Yesterday Is Not Today

One area that I noticed that usually gets put on the bottom of the to-do list — even though all recruiters agree it is important — is reaching out to candidates who might have been considered years ago but who at the time turned down a job offer or opportunity to interview. My team decided to revisit all candidates who had previously been made offers or declined interviews to see if they would be interested in discussing a career path again. Lo and behold, the majority of people were interested and surprised that an organization had taken the time to reconnect with them. This program has been so successful that is has become part of my team’s recurring core sourcing strategies.
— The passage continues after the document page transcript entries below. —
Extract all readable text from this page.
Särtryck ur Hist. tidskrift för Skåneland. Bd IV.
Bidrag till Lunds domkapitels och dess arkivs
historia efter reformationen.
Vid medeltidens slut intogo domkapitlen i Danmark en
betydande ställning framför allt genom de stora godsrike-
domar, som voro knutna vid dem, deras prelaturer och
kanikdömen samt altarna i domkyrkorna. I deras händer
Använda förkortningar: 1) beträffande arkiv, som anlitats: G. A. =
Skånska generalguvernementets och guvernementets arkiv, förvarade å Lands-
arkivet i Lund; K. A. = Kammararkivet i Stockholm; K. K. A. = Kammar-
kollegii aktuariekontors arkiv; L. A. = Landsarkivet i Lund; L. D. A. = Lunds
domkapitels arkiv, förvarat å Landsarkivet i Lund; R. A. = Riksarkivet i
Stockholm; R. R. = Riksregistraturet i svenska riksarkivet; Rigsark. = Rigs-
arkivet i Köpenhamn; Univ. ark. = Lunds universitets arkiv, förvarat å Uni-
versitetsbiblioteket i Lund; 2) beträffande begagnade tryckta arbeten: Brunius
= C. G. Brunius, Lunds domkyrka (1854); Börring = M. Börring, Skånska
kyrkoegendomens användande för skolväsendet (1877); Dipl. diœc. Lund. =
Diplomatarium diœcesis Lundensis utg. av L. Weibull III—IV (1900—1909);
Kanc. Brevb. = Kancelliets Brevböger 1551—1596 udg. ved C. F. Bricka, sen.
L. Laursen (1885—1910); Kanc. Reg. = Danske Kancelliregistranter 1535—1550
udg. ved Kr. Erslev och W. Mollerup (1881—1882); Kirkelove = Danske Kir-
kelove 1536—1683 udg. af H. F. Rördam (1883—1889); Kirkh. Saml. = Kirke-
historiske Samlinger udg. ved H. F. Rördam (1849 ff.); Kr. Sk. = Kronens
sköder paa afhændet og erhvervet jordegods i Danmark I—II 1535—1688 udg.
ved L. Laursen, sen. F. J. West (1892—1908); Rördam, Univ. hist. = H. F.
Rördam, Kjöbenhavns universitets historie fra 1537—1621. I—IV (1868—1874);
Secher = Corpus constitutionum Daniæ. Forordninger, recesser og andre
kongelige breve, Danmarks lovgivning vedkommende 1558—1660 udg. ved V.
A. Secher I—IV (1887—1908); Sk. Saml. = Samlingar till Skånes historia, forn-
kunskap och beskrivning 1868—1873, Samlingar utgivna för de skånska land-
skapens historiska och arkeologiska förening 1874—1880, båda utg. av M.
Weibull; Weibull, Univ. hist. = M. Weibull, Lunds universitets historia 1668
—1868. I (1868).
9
Outsourcing the Administrivia

One of the things that I and most recruiters hate about our jobs is the amount of administration associated with the role. To me, it was critical to remove or greatly reduce this aspect of the role so that talented individuals could focus on what they do best: identify talent and sell that talent on a great career opportunity. To solve the problem I formed a strong relationship with a RPO partner who handles all of our adminsitrivia. I know my team thanks me for it.

CRM Rules!

We could not effectively manage many of the strategies above if we did not use a solid customer relationship management solution that helps us not only proactively capture talent and market to it, but also drive real time metrics and reporting to identify the flaws and holes in our business on call. I could spend just this article alone covering the value that CRM has to play in any model, not just sourcing. I’m sure that if my team is reading this article, they’ll get a chuckle — as they hear this from me almost daily. When you can produce reporting and metrics at will on every part of your business, from individual to team level, that everybody can see real time, you have reached a level of transparency in your business where everyone is accountable (including your customers), everyone knows what needs to be done, and everyone gets solutions quickly and easily. I will leave you with a final thought on CRM that to me this year has resonated louder than any other: Transparency implies openness, communication, and accountability.

If your process, tools, systems, and strategy are transparent, then your customers better understand the challenges and opportunities you collectively face, allowing you to move past the “how to hold both parties accountable” phase and focus on what is really important: spending the time removing the roadblocks and delivering on results. It’s a win/win proposition. I intentionally did not get down into the weeds in this article around how to make all these programs and strategies come to life, because the reality is that what is originally dreamed up or white-boarded takes a large amount of effort to realize. More importantly, it takes a very passionate group of individuals coming together and sharing a collective vision. Without such a team, none of these programs and strategies would ever have been born in the first place.